Степка не спускал с него глаз. Невероятная злоба поднималась в нем. Точно такое же чувство бывает при встрече с должником, который прятался от уплаты, а при встрече делает удивленное лицо и нахально смотрит в глаза — ничего не знаю, в первый раз слышу. Готов был кинуться, вцепиться, бить, душить, все равно, если и сам ляжет вместе с ним. Но постарался как можно проще отмахнуться и сказать:
— Ладно, так и так. И не лезь больше.
Как будто покончили обоюдным согласием, но с этого мгновенья начали особенно зорко следить друг за другом, старались держаться подальше, чувствовали небывалый подъем. Забыли об ушедших спутниках, все помыслы их сосредоточились в круговине нетоптанного возле костра снега.
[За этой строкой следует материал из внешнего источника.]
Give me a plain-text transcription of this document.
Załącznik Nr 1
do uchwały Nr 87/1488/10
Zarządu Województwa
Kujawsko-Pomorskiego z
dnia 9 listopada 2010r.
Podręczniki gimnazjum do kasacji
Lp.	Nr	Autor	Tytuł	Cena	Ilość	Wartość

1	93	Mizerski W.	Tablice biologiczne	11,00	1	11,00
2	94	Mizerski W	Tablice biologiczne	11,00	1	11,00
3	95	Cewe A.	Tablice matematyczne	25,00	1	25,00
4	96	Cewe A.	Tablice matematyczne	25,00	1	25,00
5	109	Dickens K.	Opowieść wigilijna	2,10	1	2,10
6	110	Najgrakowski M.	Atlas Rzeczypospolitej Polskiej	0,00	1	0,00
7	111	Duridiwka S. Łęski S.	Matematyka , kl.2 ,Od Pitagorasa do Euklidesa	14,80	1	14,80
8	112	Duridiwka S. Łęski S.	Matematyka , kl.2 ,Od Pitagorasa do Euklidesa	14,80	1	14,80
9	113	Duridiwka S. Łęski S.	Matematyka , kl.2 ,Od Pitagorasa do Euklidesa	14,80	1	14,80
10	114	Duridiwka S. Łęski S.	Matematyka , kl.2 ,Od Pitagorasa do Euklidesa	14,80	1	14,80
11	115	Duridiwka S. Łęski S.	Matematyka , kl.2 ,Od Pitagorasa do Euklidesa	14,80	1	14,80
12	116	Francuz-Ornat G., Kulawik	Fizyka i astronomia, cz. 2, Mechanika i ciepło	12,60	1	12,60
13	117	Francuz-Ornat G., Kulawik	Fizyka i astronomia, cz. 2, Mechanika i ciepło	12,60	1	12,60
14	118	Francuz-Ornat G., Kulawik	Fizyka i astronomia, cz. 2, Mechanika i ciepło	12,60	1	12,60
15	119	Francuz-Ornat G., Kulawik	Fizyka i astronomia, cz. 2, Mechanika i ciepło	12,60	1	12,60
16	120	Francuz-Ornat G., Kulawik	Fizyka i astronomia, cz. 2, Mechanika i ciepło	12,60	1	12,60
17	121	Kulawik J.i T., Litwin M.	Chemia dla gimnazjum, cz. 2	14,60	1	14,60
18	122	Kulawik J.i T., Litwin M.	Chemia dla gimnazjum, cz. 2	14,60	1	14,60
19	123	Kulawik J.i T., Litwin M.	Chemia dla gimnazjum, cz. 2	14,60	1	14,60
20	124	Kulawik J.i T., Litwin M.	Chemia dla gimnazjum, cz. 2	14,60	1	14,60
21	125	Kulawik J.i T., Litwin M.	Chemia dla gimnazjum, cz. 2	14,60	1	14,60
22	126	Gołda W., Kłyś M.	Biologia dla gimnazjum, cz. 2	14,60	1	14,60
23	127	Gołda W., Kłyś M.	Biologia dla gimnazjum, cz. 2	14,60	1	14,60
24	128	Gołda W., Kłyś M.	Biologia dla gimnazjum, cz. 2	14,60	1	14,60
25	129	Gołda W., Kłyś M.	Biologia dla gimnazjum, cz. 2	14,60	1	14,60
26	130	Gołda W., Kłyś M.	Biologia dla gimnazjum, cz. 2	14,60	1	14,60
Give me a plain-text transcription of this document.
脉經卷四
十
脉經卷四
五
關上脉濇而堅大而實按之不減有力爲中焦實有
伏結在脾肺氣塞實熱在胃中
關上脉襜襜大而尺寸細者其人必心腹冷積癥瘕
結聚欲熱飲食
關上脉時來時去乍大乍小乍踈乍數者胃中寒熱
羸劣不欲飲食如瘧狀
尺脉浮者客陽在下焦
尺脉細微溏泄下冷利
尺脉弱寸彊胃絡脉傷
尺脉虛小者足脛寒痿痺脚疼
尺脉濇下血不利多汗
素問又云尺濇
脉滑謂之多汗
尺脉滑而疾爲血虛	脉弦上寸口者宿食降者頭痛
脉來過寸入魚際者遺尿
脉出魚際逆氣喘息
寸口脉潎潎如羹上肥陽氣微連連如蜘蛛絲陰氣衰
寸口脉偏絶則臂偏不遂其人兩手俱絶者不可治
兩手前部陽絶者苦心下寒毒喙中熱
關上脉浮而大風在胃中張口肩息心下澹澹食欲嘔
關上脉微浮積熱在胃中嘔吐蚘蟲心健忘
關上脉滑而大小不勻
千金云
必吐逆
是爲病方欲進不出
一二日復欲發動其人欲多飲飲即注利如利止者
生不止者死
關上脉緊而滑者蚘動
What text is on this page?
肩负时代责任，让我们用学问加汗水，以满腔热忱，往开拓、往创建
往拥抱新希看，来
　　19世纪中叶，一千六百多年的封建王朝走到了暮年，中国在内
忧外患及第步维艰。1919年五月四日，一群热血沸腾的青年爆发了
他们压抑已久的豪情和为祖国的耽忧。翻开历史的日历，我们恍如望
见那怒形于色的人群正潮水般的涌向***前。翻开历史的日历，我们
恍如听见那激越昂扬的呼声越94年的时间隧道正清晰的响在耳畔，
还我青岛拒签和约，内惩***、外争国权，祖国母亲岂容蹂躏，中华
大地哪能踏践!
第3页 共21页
Не в первый раз Степка с Васькой отставали, подолгу не появлялись на следу, и ничего, кроме радости, это не вызывало. Но на этот раз Жорж почему-то часто оглядывался назад и все медленнее и неохотнее следовал за Ван Ху. Наконец, окликнул его и остановился.
— Понимаешь, в чем дело, Ван Ху?
Тот молча кивнул головой. Остановка не вызывалась необходимостью, меж тем оба с деловыми лицами осмотрелись, точно здесь собирались ночевать. Ноздри у Ван Ху шевелились, руки нетерпеливо поправляли пояс. Он молча повернул назад по своему следу. Шли осторожно, словно боялись вспугнуть кого-то, делали друг другу предостерегающие знаки, перебирались от дерева к дереву, и прежде чем сделать новый переход, долго прислушивались и вглядывались в тихую белую тайгу. Никакого сомнения не было: Степка и Васька, или один из них должен был бы уже встретиться…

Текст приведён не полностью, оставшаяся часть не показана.